Ealasaid/ October 28, 1996/ Movie Reviews and Features

Originally written for The Occidental


Imagine, if you will, a small bar in a small town somewhere in Long Island. It’s the kind of place you can find almost anywhere in America, filled with the sort of people you’d expect — a bickering retired couple, bartenders who have seen and heard it all, the usual contingent of singles trying to pick each other up, an ancient alcoholic drinking himself to death on his barstool… There aren’t many directors who’d take the time to make a movie about the people in a place like this. Writer/director Steve Buscemi took a chance and as a result, gives us Trees Lounge.
I went into the theater not knowing quite what to expect. The ads I’d seen described it as “a bleak comedy,” and reviews had raved about it, calling it “deft, funny, and lighthanded,” but also “shattering.” I was expecting a good performance from Steve Buscemi, the star. I’ve only seen fifteen of his fifty-odd films, but I haven’t seen a bad performance from him yet. His roles have ranged from a dying musician in Parting Glances to a shy mamma’s boy in Ed and His Dead Mother to the caffeinated Mr. Pink of Reservoir Dogs, and he’s played every one completely naturally. So, I was confident that his acting would be great — but I wasn’t sure of how good the rest of the film would be. He wrote and directed the film as well as starring in it, and it was his first time for both on the big screen.
I shouldn’t have worried. Trees Lounge is a terrific movie in all aspects. Summarizing the plot is all but impossible, since it revolves around Tommy Basilio (Buscemi), a 31-year-old barfly, and the people he meets in and out of the Trees Lounge, his favorite hangout. Buscemi creates a complex character — Tommy is at once a frustrating loser who never seems to learn and a charmingly sympathetic guy. I found myself feeling sorry for him even when my head was telling me he was an alcoholic loser.

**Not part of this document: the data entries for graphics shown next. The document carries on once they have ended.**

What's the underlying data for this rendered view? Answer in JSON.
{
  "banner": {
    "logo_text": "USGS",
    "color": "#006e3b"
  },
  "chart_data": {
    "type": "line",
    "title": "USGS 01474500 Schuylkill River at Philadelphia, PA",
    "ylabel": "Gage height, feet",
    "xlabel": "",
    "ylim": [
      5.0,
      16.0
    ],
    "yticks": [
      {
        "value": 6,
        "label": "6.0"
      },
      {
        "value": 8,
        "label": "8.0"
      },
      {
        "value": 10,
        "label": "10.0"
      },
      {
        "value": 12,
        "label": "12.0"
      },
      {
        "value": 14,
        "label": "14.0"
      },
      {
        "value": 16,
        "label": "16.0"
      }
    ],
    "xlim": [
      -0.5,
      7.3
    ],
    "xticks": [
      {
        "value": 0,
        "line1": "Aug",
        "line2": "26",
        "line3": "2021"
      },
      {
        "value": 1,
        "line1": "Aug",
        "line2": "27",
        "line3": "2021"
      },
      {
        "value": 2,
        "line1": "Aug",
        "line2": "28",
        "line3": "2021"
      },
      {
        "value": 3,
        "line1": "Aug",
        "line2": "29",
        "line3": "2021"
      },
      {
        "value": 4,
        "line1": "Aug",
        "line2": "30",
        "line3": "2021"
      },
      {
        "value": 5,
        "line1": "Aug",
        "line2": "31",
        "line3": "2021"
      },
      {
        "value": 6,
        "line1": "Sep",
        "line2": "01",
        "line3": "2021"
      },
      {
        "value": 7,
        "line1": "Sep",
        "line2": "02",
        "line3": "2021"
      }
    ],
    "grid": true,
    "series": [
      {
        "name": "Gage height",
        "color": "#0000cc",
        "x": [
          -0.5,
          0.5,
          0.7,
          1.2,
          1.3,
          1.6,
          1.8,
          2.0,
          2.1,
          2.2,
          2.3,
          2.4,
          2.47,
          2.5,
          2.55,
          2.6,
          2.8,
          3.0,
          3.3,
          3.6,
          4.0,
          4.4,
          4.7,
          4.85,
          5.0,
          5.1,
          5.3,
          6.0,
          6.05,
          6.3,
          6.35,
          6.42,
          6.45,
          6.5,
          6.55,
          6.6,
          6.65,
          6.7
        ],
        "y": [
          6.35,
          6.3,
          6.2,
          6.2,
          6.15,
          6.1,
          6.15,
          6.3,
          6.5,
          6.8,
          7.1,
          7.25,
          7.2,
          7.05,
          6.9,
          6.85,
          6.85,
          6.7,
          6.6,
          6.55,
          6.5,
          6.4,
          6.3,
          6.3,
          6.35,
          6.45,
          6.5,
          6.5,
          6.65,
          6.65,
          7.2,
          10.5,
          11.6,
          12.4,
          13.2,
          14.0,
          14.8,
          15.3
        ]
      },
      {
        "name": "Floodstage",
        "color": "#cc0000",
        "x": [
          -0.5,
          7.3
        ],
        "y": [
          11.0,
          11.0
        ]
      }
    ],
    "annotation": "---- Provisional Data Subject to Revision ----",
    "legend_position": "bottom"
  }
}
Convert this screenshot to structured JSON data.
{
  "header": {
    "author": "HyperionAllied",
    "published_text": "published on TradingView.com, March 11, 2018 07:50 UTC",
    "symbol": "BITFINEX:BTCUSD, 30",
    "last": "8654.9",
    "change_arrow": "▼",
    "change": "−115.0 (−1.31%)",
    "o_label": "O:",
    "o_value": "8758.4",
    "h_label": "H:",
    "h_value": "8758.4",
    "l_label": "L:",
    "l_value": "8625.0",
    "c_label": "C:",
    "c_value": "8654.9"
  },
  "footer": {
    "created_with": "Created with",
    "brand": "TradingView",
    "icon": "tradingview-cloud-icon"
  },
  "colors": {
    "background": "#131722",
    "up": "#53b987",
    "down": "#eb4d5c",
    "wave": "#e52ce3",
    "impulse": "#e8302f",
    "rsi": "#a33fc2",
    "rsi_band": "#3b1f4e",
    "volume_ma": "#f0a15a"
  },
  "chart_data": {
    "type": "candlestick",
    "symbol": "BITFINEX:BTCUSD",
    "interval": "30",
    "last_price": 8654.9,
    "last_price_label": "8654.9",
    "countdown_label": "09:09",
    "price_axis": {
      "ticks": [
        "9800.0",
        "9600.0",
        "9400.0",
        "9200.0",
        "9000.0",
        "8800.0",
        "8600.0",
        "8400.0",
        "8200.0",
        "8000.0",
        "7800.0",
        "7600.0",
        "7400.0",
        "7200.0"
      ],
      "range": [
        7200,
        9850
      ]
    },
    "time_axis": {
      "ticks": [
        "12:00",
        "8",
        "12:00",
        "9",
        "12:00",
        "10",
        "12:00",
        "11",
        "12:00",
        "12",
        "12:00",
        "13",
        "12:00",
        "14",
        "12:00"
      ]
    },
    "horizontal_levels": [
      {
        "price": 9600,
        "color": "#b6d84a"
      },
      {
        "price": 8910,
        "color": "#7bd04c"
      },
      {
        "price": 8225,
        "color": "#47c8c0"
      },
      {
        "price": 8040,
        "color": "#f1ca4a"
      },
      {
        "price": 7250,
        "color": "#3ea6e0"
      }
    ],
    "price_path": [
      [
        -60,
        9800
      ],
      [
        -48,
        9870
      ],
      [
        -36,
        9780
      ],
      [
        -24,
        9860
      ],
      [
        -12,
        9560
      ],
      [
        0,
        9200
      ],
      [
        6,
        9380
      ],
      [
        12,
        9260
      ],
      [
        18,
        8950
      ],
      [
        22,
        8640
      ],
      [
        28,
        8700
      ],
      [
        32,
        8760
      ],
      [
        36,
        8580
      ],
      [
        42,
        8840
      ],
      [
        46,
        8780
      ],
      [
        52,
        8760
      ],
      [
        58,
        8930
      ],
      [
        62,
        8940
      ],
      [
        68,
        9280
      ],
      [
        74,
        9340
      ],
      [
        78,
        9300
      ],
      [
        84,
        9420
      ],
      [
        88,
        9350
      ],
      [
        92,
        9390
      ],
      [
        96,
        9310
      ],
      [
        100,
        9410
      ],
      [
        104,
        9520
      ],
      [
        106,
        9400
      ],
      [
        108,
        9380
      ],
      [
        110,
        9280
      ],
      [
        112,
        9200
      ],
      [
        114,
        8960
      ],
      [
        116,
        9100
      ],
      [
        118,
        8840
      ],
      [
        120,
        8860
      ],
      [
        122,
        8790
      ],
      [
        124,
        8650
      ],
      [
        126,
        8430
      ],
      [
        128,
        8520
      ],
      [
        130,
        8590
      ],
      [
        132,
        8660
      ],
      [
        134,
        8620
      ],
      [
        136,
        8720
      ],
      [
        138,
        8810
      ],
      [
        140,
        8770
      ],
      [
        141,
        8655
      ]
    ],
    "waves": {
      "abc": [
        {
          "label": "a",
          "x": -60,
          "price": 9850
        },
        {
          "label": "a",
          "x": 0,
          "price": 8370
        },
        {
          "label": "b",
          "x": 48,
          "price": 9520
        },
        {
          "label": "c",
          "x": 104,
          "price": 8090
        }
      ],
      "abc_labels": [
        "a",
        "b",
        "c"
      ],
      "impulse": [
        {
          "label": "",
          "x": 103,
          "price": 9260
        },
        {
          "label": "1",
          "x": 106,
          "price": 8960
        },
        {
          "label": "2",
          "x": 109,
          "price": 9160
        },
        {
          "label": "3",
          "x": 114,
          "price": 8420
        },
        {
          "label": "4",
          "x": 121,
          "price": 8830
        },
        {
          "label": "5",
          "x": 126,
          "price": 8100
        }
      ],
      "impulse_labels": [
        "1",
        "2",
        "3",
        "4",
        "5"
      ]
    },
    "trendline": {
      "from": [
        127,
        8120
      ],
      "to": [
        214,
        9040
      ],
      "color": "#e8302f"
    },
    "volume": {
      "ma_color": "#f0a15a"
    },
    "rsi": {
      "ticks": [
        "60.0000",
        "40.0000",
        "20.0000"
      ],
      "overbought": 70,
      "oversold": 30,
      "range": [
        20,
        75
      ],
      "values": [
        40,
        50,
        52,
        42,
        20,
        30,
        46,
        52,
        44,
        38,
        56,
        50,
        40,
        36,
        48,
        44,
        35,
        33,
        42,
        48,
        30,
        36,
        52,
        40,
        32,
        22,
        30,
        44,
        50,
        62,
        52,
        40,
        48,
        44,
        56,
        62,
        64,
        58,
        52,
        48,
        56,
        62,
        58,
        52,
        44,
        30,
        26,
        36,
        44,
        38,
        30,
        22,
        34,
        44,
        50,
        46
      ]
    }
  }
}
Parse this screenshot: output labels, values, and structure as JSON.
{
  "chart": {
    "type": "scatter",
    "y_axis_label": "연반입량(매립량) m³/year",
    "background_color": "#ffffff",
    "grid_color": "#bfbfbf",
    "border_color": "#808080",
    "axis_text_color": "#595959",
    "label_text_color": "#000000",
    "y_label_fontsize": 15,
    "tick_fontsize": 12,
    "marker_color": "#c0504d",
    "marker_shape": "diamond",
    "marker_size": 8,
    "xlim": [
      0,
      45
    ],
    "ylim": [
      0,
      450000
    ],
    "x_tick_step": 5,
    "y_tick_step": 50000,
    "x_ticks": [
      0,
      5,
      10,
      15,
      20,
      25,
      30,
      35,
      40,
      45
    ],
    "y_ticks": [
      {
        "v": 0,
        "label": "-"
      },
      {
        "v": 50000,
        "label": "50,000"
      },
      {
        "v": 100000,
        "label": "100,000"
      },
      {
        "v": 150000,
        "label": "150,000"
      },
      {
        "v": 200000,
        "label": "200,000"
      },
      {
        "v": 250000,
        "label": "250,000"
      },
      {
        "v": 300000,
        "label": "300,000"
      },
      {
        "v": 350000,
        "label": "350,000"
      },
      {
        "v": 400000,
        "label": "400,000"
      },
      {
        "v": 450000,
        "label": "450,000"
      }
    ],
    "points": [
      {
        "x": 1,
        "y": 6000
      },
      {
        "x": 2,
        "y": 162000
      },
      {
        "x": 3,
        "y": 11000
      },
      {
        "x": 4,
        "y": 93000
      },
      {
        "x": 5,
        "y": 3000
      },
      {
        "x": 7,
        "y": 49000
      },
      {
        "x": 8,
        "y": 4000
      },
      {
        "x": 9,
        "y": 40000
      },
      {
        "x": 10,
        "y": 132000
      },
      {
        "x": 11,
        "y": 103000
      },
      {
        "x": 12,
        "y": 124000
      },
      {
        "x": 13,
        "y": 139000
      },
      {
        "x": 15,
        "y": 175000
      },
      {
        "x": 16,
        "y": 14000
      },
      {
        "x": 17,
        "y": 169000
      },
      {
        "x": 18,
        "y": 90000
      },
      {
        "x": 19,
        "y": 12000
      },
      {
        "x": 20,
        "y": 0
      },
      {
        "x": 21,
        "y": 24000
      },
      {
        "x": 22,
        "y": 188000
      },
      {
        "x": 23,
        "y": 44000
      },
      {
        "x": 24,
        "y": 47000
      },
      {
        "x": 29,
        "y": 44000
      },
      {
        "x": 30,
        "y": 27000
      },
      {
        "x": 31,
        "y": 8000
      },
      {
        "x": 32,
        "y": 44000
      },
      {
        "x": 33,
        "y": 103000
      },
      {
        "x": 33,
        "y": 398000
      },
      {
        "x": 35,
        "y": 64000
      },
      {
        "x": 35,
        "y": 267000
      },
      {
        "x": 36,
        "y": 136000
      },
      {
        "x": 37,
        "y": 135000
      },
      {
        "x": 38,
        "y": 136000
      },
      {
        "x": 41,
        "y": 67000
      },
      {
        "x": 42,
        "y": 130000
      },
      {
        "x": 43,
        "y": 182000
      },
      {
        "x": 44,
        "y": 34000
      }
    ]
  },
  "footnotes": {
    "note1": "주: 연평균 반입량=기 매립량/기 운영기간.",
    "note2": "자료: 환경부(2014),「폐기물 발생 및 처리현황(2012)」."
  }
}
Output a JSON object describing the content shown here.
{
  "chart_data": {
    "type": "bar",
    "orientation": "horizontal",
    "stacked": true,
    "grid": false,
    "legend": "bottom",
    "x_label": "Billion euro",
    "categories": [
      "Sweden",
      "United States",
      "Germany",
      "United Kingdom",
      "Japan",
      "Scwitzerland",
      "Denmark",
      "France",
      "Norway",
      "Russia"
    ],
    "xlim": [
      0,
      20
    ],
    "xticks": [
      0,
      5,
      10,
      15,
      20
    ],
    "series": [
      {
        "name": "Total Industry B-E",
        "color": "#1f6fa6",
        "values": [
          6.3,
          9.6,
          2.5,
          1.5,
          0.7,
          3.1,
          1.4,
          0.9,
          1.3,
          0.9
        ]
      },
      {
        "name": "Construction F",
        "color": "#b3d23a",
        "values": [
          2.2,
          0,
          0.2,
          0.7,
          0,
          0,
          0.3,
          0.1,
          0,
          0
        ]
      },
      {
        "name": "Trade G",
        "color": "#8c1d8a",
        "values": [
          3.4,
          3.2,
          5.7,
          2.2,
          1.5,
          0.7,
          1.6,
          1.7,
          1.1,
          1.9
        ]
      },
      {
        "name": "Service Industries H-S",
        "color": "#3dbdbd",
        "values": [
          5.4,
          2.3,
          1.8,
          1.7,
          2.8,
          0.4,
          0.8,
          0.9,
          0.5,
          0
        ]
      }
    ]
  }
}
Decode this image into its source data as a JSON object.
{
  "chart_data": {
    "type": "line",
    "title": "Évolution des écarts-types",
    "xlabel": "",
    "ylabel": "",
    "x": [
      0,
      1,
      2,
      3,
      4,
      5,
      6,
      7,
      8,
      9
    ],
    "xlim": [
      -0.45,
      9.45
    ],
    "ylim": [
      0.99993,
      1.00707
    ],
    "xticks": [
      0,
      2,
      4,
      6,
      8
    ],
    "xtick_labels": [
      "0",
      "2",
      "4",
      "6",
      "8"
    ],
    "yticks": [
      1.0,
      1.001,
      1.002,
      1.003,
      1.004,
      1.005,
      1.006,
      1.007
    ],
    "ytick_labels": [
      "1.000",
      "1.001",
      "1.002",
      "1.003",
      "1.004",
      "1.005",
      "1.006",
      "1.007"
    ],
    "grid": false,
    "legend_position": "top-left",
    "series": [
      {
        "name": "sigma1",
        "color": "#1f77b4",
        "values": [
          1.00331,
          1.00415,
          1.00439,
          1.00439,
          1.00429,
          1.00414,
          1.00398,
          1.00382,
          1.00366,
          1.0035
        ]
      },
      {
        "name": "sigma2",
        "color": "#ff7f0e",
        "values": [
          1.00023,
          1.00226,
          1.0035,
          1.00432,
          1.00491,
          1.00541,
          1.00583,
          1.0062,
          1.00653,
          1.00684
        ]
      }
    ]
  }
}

As the film starts, Tommy has been fired by his boss, Rob (Anthony LaPaglia) for borrowing money from the till without asking. To make matters worse, the woman Tommy went out with for eight years as dumped him to hook up with Rob. LaPaglia brings depth to his conflicted character, who used to be Tommy’s friend, but now isn’t sure how to act around him.
When Tommy’s uncle Al dies, he gets a temporary job driving Al’s ice cream truck. This works out okay, until a seventeen-year-old family friend (Chloe Sevigny) with a crush on him starts helping him out on the route. Temptation overcomes what sense of prudence he has, and Tommy is in even more trouble than before. Sevigny (who starred in Kids) is perfect for the part, at once immature and wise beyond her years.
Buscemi got wonderful performances out of the entire cast, including himself. HIs directing abilities bring his already good script to life, and he uses body language and informal, colloquial gestures to communicate as much as he uses actual words. Unlike your average Hollywood film, Trees Lounge assumes its audience is intelligent, an attitude I found refreshing. The reviewers were right — it is both “deft, funny, lighthanded” and “shattering” — and definitely worth seeing.